A vaccine for Lyme disease isn’t expected to become a best-seller for Pfizer, with the company’s partner Valneva estimating peak annual sales of $1 billion. Pfizer expects overall revenue of around $60 billion this year, with its Covid-19 vaccine representing more than $5 billion of that forecast.
But Pfizer had billed the Lyme vaccine results as one of its major catalysts this year, and it represented a chance to introduce the only human vaccine for Lyme disease.
Moving forward with a shot that technically failed a clinical trial under an administration that has preached stricter scrutiny for vaccines may prove risky for Pfizer, and it could serve as a litmus test for vaccine policy in the U.S.
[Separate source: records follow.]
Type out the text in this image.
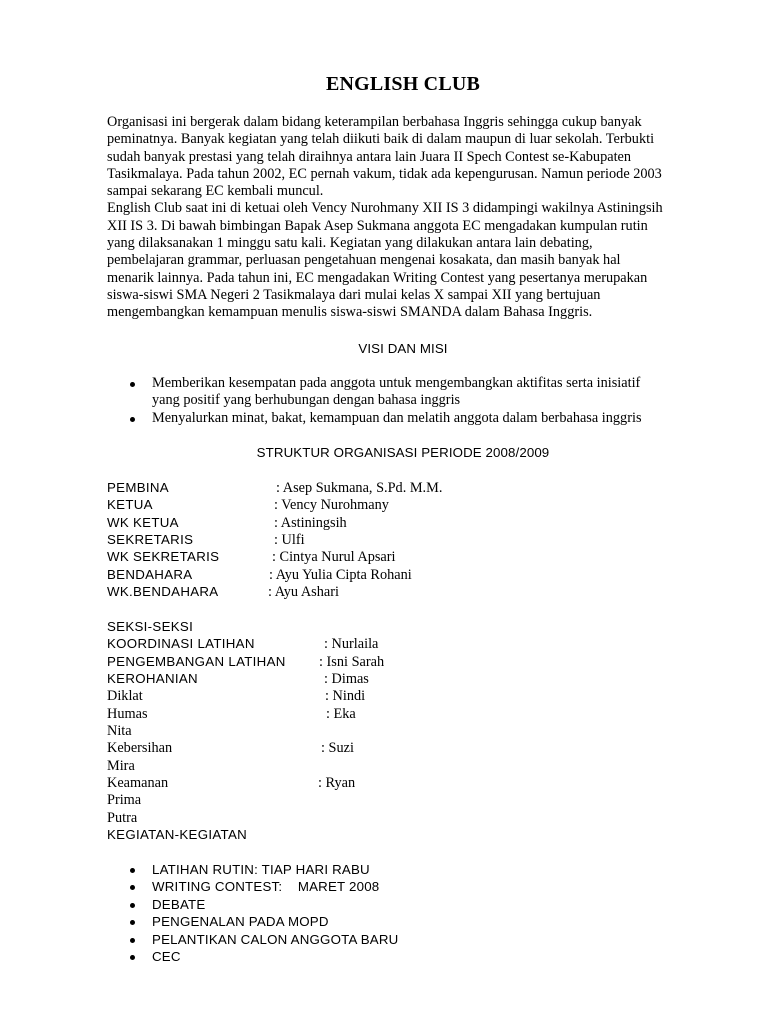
ENGLISH CLUB
Organisasi ini bergerak dalam bidang keterampilan berbahasa Inggris sehingga cukup banyak
peminatnya. Banyak kegiatan yang telah diikuti baik di dalam maupun di luar sekolah. Terbukti
sudah banyak prestasi yang telah diraihnya antara lain Juara II Spech Contest se-Kabupaten
Tasikmalaya. Pada tahun 2002, EC pernah vakum, tidak ada kepengurusan. Namun periode 2003
sampai sekarang EC kembali muncul.
English Club saat ini di ketuai oleh Vency Nurohmany XII IS 3 didampingi wakilnya Astiningsih
XII IS 3. Di bawah bimbingan Bapak Asep Sukmana anggota EC mengadakan kumpulan rutin
yang dilaksanakan 1 minggu satu kali. Kegiatan yang dilakukan antara lain debating,
pembelajaran grammar, perluasan pengetahuan mengenai kosakata, dan masih banyak hal
menarik lainnya. Pada tahun ini, EC mengadakan Writing Contest yang pesertanya merupakan
siswa-siswi SMA Negeri 2 Tasikmalaya dari mulai kelas X sampai XII yang bertujuan
mengembangkan kemampuan menulis siswa-siswi SMANDA dalam Bahasa Inggris.
VISI DAN MISI
Memberikan kesempatan pada anggota untuk mengembangkan aktifitas serta inisiatif
yang positif yang berhubungan dengan bahasa inggris
Menyalurkan minat, bakat, kemampuan dan melatih anggota dalam berbahasa inggris
STRUKTUR ORGANISASI PERIODE 2008/2009
PEMBINA	: Asep Sukmana, S.Pd. M.M.
KETUA	: Vency Nurohmany
WK KETUA	: Astiningsih
SEKRETARIS	: Ulfi
WK SEKRETARIS	: Cintya Nurul Apsari
BENDAHARA	: Ayu Yulia Cipta Rohani
WK.BENDAHARA	: Ayu Ashari
SEKSI-SEKSI
KOORDINASI LATIHAN	: Nurlaila
PENGEMBANGAN LATIHAN : Isni Sarah
KEROHANIAN	: Dimas
Diklat	: Nindi
Humas	: Eka
Nita
Kebersihan	: Suzi
Mira
Keamanan	: Ryan
Prima
Putra
KEGIATAN-KEGIATAN
LATIHAN RUTIN: TIAP HARI RABU
WRITING CONTEST:    MARET 2008
DEBATE
PENGENALAN PADA MOPD
PELANTIKAN CALON ANGGOTA BARU
CEC
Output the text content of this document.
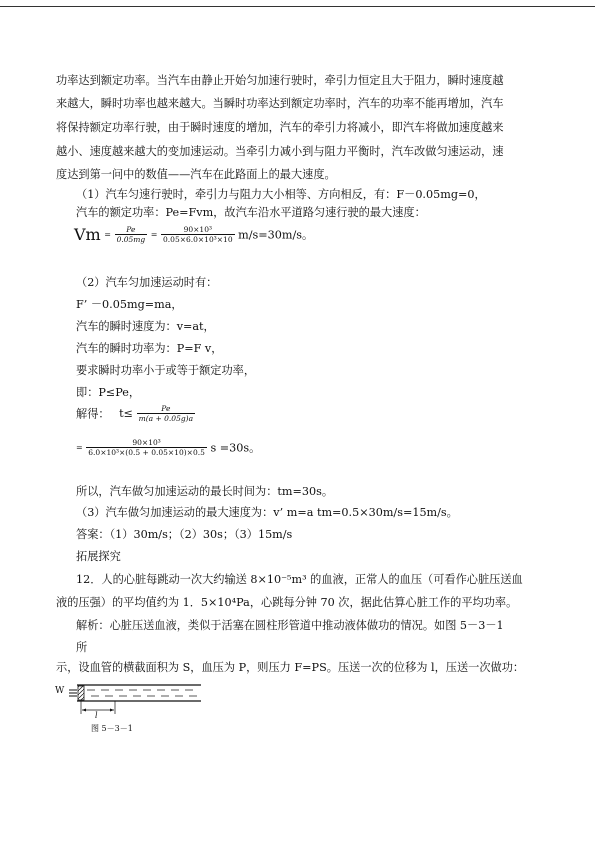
功率达到额定功率。当汽车由静止开始匀加速行驶时，牵引力恒定且大于阻力，瞬时速度越
来越大，瞬时功率也越来越大。当瞬时功率达到额定功率时，汽车的功率不能再增加，汽车
将保持额定功率行驶，由于瞬时速度的增加，汽车的牵引力将减小，即汽车将做加速度越来
越小、速度越来越大的变加速运动。当牵引力减小到与阻力平衡时，汽车改做匀速运动，速
度达到第一问中的数值——汽车在此路面上的最大速度。
（1）汽车匀速行驶时，牵引力与阻力大小相等、方向相反，有：F－0.05mg=0，
汽车的额定功率：Pe=Fvm，故汽车沿水平道路匀速行驶的最大速度：
$Vm = \frac{Pe}{0.05mg} = \frac{\text{90×10³}}{\text{0.05×6.0×10³×10}} m/s=30m/s$。
（2）汽车匀加速运动时有：
F’ －0.05mg=ma，
汽车的瞬时速度为：v=at，
汽车的瞬时功率为：P=F v，
要求瞬时功率小于或等于额定功率，
即：P≤Pe，
解得： $t\le \frac{Pe}{m(a + 0.05g)a}$
= $\frac{\text{90×10³}}{\text{6.0×10³×(0.5 + 0.05×10)×0.5}}$ s =30s。
所以，汽车做匀加速运动的最长时间为：tm=30s。
（3）汽车做匀加速运动的最大速度为：v’ m=a tm=0.5×30m/s=15m/s。
答案：（1）30m/s；（2）30s；（3）15m/s
拓展探究
12．人的心脏每跳动一次大约输送 8×10⁻⁵m³ 的血液，正常人的血压（可看作心脏压送血
液的压强）的平均值约为 1．5×10⁴Pa，心跳每分钟 70 次，据此估算心脏工作的平均功率。
解析：心脏压送血液，类似于活塞在圆柱形管道中推动液体做功的情况。如图 5－3－1
所
示，设血管的横截面积为 S，血压为 P，则压力 F=PS。压送一次的位移为 l，压送一次做功：
W
l
图 5－3－1
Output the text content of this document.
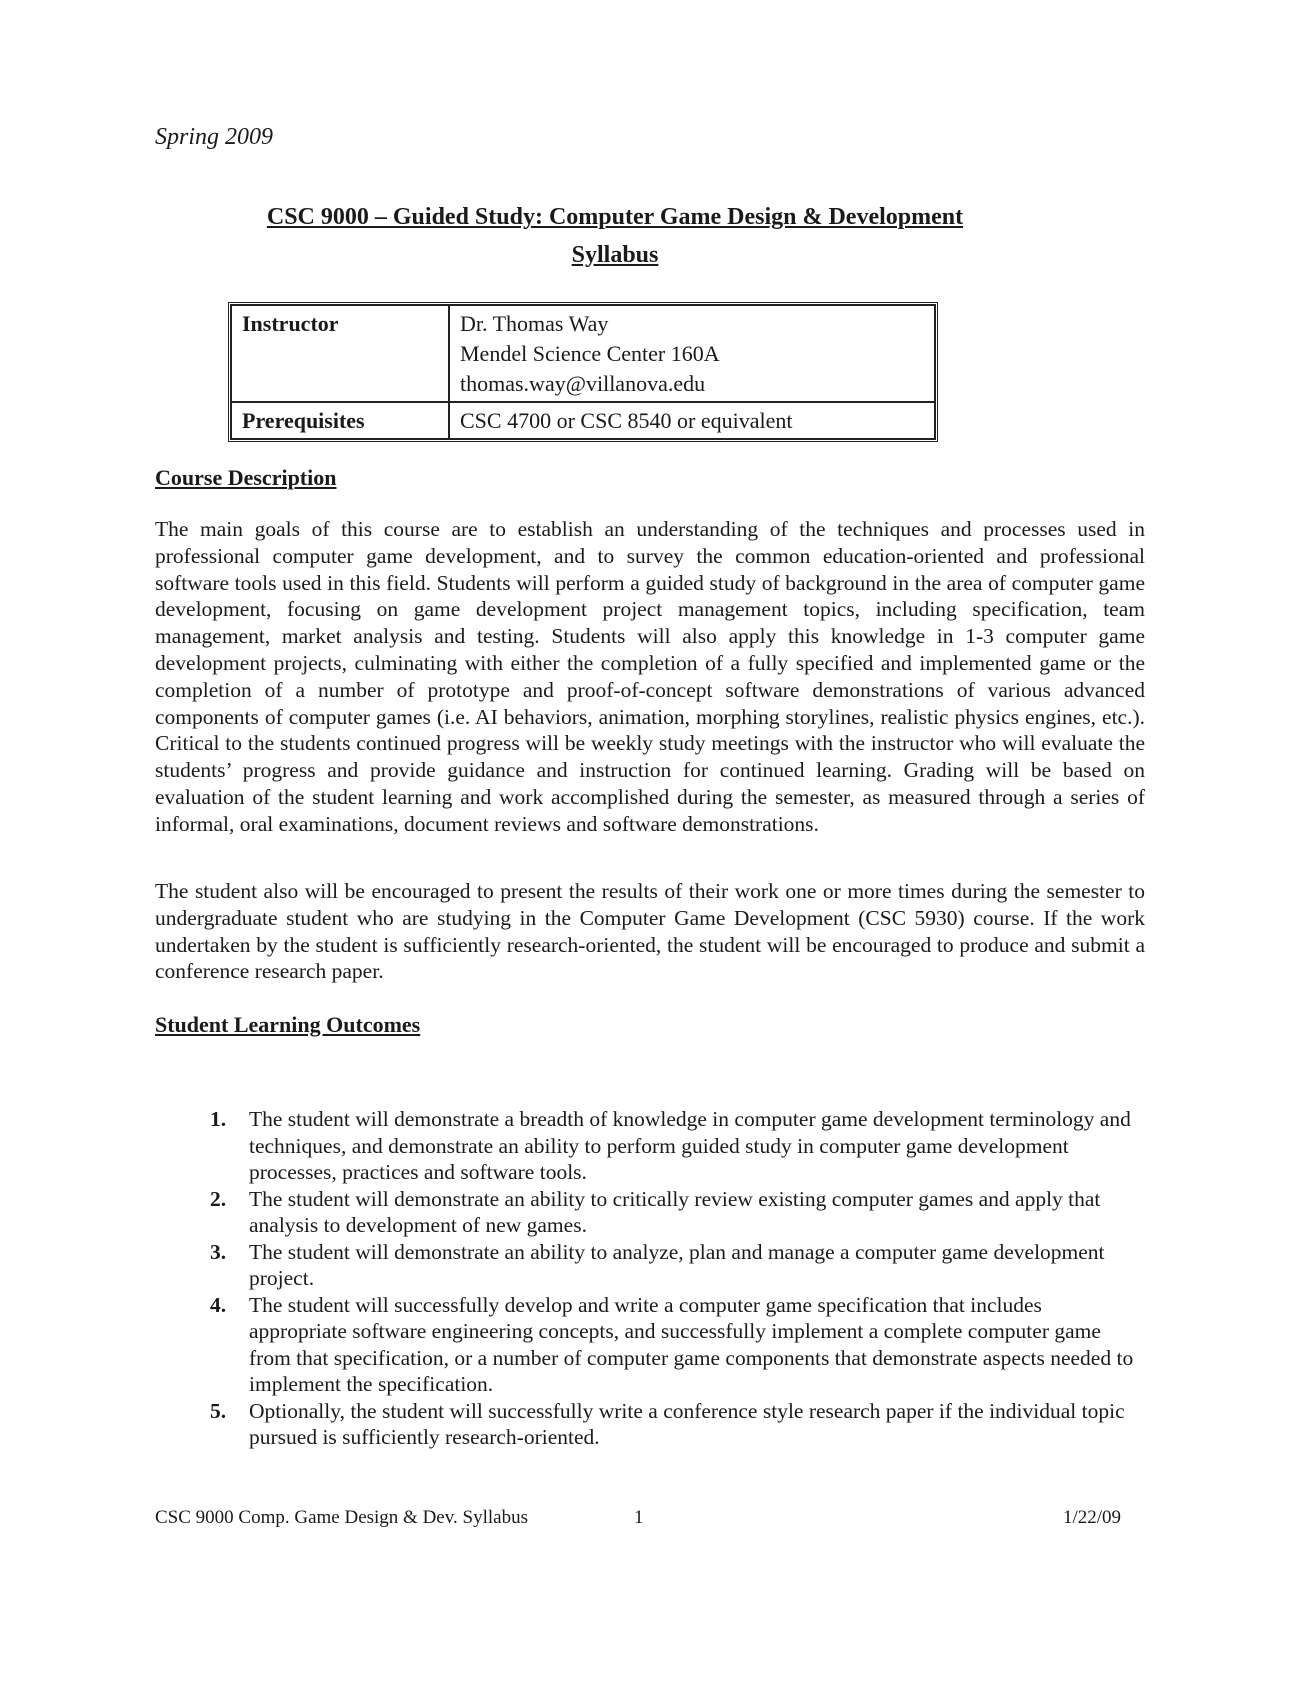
Spring 2009
CSC 9000 – Guided Study: Computer Game Design & Development
Syllabus
Instructor	Dr. Thomas Way
Mendel Science Center 160A
thomas.way@villanova.edu

Prerequisites	CSC 4700 or CSC 8540 or equivalent
Course Description

The main goals of this course are to establish an understanding of the techniques and processes used in professional computer game development, and to survey the common education-oriented and professional software tools used in this field. Students will perform a guided study of background in the area of computer game development, focusing on game development project management topics, including specification, team management, market analysis and testing. Students will also apply this knowledge in 1-3 computer game development projects, culminating with either the completion of a fully specified and implemented game or the completion of a number of prototype and proof-of-concept software demonstrations of various advanced components of computer games (i.e. AI behaviors, animation, morphing storylines, realistic physics engines, etc.). Critical to the students continued progress will be weekly study meetings with the instructor who will evaluate the students’ progress and provide guidance and instruction for continued learning. Grading will be based on evaluation of the student learning and work accomplished during the semester, as measured through a series of informal, oral examinations, document reviews and software demonstrations.

The student also will be encouraged to present the results of their work one or more times during the semester to undergraduate student who are studying in the Computer Game Development (CSC 5930) course. If the work undertaken by the student is sufficiently research-oriented, the student will be encouraged to produce and submit a conference research paper.

Student Learning Outcomes
1. The student will demonstrate a breadth of knowledge in computer game development terminology and techniques, and demonstrate an ability to perform guided study in computer game development processes, practices and software tools.
2. The student will demonstrate an ability to critically review existing computer games and apply that analysis to development of new games.
3. The student will demonstrate an ability to analyze, plan and manage a computer game development project.
4. The student will successfully develop and write a computer game specification that includes appropriate software engineering concepts, and successfully implement a complete computer game from that specification, or a number of computer game components that demonstrate aspects needed to implement the specification.
5. Optionally, the student will successfully write a conference style research paper if the individual topic pursued is sufficiently research-oriented.
CSC 9000 Comp. Game Design & Dev. Syllabus	1	1/22/09
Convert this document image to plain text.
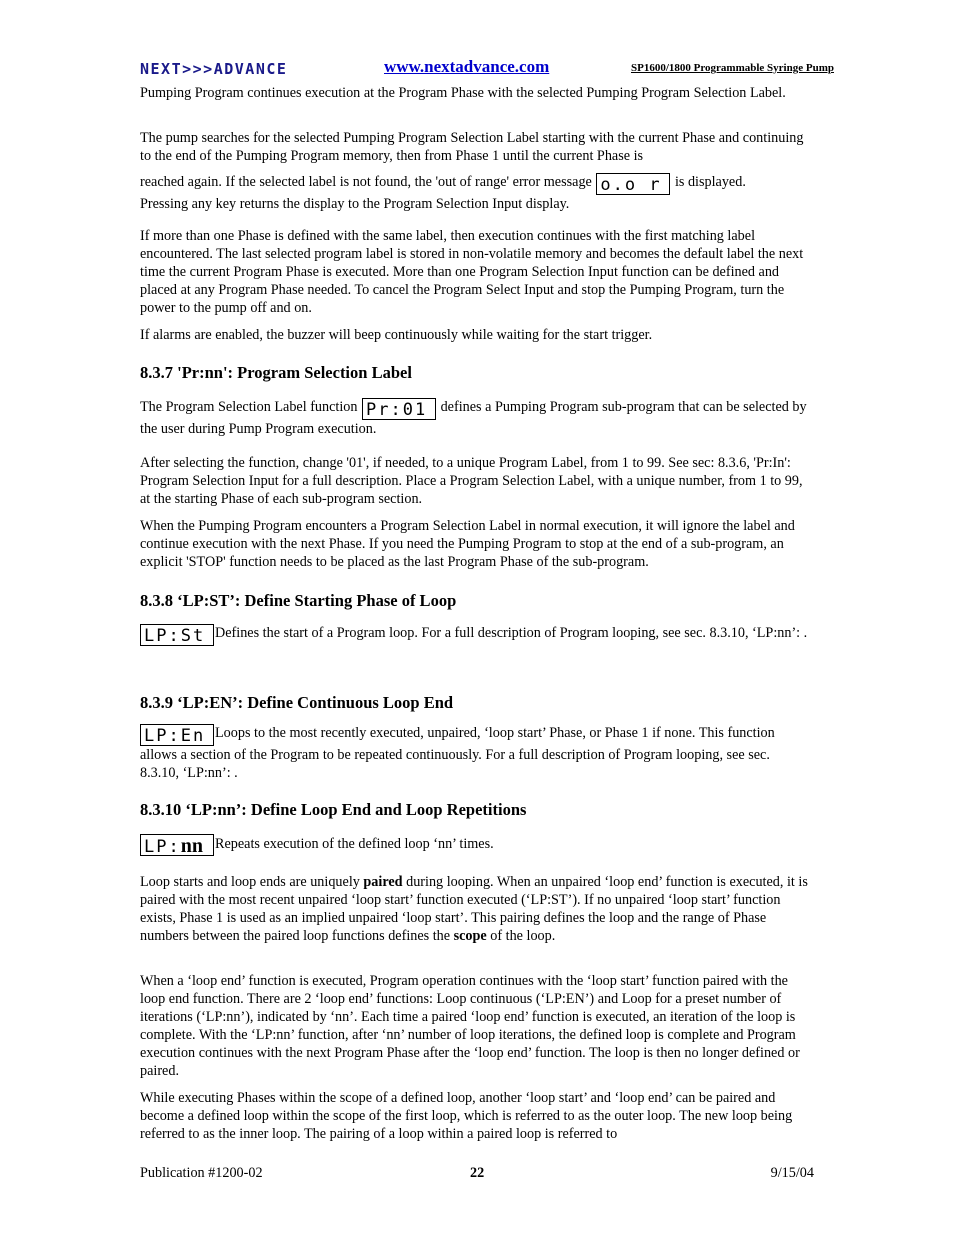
NEXT>>>ADVANCE	www.nextadvance.com	SP1600/1800 Programmable Syringe Pump

Pumping Program continues execution at the Program Phase with the selected Pumping Program Selection Label.

The pump searches for the selected Pumping Program Selection Label starting with the current Phase and continuing to the end of the Pumping Program memory, then from Phase 1 until the current Phase is

reached again. If the selected label is not found, the 'out of range' error message o.o r is displayed.

Pressing any key returns the display to the Program Selection Input display.

If more than one Phase is defined with the same label, then execution continues with the first matching label encountered. The last selected program label is stored in non-volatile memory and becomes the default label the next time the current Program Phase is executed. More than one Program Selection Input function can be defined and placed at any Program Phase needed. To cancel the Program Select Input and stop the Pumping Program, turn the power to the pump off and on.

If alarms are enabled, the buzzer will beep continuously while waiting for the start trigger.

8.3.7 'Pr:nn': Program Selection Label

The Program Selection Label function Pr:01 defines a Pumping Program sub-program that can be selected by the user during Pump Program execution.

After selecting the function, change '01', if needed, to a unique Program Label, from 1 to 99. See sec: 8.3.6, 'Pr:In': Program Selection Input for a full description. Place a Program Selection Label, with a unique number, from 1 to 99, at the starting Phase of each sub-program section.

When the Pumping Program encounters a Program Selection Label in normal execution, it will ignore the label and continue execution with the next Phase. If you need the Pumping Program to stop at the end of a sub-program, an explicit 'STOP' function needs to be placed as the last Program Phase of the sub-program.

8.3.8 ‘LP:ST’: Define Starting Phase of Loop

LP:St Defines the start of a Program loop. For a full description of Program looping, see sec. 8.3.10, ‘LP:nn’: .

8.3.9 ‘LP:EN’: Define Continuous Loop End

LP:En Loops to the most recently executed, unpaired, ‘loop start’ Phase, or Phase 1 if none. This function allows a section of the Program to be repeated continuously. For a full description of Program looping, see sec. 8.3.10, ‘LP:nn’: .

8.3.10 ‘LP:nn’: Define Loop End and Loop Repetitions

LP:nn Repeats execution of the defined loop ‘nn’ times.

Loop starts and loop ends are uniquely paired during looping. When an unpaired ‘loop end’ function is executed, it is paired with the most recent unpaired ‘loop start’ function executed (‘LP:ST’). If no unpaired ‘loop start’ function exists, Phase 1 is used as an implied unpaired ‘loop start’. This pairing defines the loop and the range of Phase numbers between the paired loop functions defines the scope of the loop.

When a ‘loop end’ function is executed, Program operation continues with the ‘loop start’ function paired with the loop end function. There are 2 ‘loop end’ functions: Loop continuous (‘LP:EN’) and Loop for a preset number of iterations (‘LP:nn’), indicated by ‘nn’. Each time a paired ‘loop end’ function is executed, an iteration of the loop is complete. With the ‘LP:nn’ function, after ‘nn’ number of loop iterations, the defined loop is complete and Program execution continues with the next Program Phase after the ‘loop end’ function. The loop is then no longer defined or paired.

While executing Phases within the scope of a defined loop, another ‘loop start’ and ‘loop end’ can be paired and become a defined loop within the scope of the first loop, which is referred to as the outer loop. The new loop being referred to as the inner loop. The pairing of a loop within a paired loop is referred to

Publication #1200-02	22	9/15/04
Lyme disease is an illness caused by bacteria most commonly spread to humans from ticks. It can cause arthritis, muscle weakness and pain. About half a million Americans are diagnosed with or treated for Lyme disease every year, according to estimates from the Centers for Disease Control and Prevention.
Despite the disease’s prevalence, especially in the Northeast, there isn’t a vaccine for humans available. A company that would later become GSK introduced a shot called LYMErix in 1998 but pulled it only a few years later after public concerns about safety tanked demand. That experience hobbled development of Lyme vaccines for humans, though multiple companies now make them for dogs.
Pfizer and Valneva have faced their own setbacks. In 2023, the companies dropped about half of the participants in the Phase 3 trial because of quality concerns with third-party clinical trial site operator Care Access. The trial had initially enrolled about 18,000 people and after the cuts ended up with about 9,400.
The companies’ vaccine targets the outer surface protein A of the bacteria that cause Lyme disease. A vaccinated person creates antibodies that are passed to a tick and prevent the bacterium from being transferred from the tick to the human. The series involves three shots in the first year, then a booster dose the following year.
The companies said they didn’t observe any safety concerns in the trial.